In this study, we analyzed variables associated with surgical, RFS and overall survival outcomes after CBT resection. The relationship between sex and the prognosis of CBTs has not been previously investigated. The most important finding was that male patients were more likely to develop local recurrence and had shorter RFS times after CBT resections. This result suggests that CBTs that develop in males have more aggressive phenotypes. Consistent with the findings of previous studies [10, 11], males with CBTs were more likely to develop SDHB mutations than females. In recent years, studies have revealed that SDHB mutation predicts worse paraganglioma prognosis [12, 13]. With multivariate Cox regression (Table 5), we found that male sex and SDHB mutation were both independent risk factors for RFS. Males with SDHB mutations should be more closely followed after CBT resection, and molecular targeted therapy might help to improve the RFS time for individuals with SDHB mutations . However, it is worth noting that only a fraction of our cohort had SDH testing available, and the nontested patients could not be SDH status; thus, the association between SDHB mutation and the RFS rate needs further investigation. Most likely owing to the relatively short follow-up period of this study, there was no significant difference in overall survival rates between males and females, and the overall survival rate was influenced only by local recurrence and remote metastasis. Similar to other studies  of large cohorts, females comprised the majority of CBT patients in our hospital.
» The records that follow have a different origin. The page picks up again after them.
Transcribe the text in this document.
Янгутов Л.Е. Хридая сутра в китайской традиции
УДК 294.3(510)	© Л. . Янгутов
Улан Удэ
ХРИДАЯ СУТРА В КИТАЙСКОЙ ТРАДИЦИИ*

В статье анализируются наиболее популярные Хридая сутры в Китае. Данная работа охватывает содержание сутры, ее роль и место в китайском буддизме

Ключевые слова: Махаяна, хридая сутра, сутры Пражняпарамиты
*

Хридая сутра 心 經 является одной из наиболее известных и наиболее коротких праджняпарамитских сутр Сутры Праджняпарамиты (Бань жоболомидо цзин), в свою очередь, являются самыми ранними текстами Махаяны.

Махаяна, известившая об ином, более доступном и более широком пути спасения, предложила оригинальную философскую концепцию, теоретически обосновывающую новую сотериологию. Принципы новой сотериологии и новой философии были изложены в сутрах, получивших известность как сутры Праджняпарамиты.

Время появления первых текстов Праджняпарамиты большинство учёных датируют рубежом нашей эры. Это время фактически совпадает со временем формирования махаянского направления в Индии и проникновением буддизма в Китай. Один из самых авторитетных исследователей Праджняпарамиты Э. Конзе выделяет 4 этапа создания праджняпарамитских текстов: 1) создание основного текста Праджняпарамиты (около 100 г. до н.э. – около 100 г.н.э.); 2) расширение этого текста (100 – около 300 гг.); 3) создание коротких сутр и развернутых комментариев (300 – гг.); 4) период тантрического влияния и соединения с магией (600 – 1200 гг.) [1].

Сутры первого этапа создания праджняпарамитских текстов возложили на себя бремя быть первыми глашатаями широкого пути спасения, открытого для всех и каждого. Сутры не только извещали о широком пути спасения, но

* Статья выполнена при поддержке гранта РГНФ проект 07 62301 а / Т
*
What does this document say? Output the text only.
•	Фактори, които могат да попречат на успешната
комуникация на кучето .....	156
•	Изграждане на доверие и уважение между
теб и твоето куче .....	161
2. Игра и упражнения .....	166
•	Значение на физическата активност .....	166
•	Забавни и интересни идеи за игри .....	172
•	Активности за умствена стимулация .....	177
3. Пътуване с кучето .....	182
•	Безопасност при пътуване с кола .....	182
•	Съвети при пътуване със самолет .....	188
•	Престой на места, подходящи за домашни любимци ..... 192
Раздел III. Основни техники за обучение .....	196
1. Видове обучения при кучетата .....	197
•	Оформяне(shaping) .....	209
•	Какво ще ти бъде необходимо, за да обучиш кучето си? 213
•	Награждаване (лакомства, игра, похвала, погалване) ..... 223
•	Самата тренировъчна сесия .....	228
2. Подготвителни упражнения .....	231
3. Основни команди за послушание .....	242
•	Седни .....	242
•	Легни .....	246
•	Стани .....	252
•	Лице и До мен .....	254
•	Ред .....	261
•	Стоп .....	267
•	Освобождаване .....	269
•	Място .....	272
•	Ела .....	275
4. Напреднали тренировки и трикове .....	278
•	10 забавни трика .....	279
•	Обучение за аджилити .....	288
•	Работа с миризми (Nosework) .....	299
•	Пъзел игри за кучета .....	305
However, considering the rarity of CBTs, epidemiologic studies based on a large population are necessary to investigate the association between CBT morbidity and sex.
Males had more EBL and neurological complications after surgery in this cohort. However, these results may result from the larger CBT size in males. Through multivariate analysis, we confirmed that tumor size and Shamblin grade classification were independent predictors of surgical outcomes. However, these parameters did not affect overall survival or RFS rates. Previous studies [5, 10, 11] have demonstrated that tumor size is positively associated with neurological complications and blood loss during surgery. Shamblin classification was deemed to be another predictor of complications of CBT resection, supporting the theory that the resection of extensively invasive CBT leads to more complications. Shamblin classification can also be utilized to evaluate the potential need for vascular reconstruction. In a recent study , tumor distance to the base of skull (DTBOS) and tumor volume were identified as two new predictors of surgical outcomes, and they can be used in combination with tumor size and Shamblin grade classification to better predict bleeding and cranial nerve injury risk. Simultaneous utilization of the aforementioned predictors can be helpful for predicting surgical risks preoperatively.
The surgery performed for CBTs was safe. Postoperative mortality in this cohort was low, and only one patient died within 30 days after surgery. Complications caused by cranial nerve injuries were the most common complications of CBT resection . To date, there is no available method that can be used to avoid these neurological complications. In recent years, preoperative embolization has been commonly used as a new technique for CBT treatment. However, it was unknown whether preoperative embolization was truly effective for reducing intraoperative blood loss [8, 15, 16]. There was no reliable evidence proving that preoperative embolization can improve the surgical outcomes of CBT resection.
There were some limitations to this study. The follow-up interval was not long enough to analyze the influence of sex on overall survival rates after surgery. Additionally, blood loss during surgery cannot be precisely measured. There were no criteria for categorizing postoperative neurological complications according to their severity.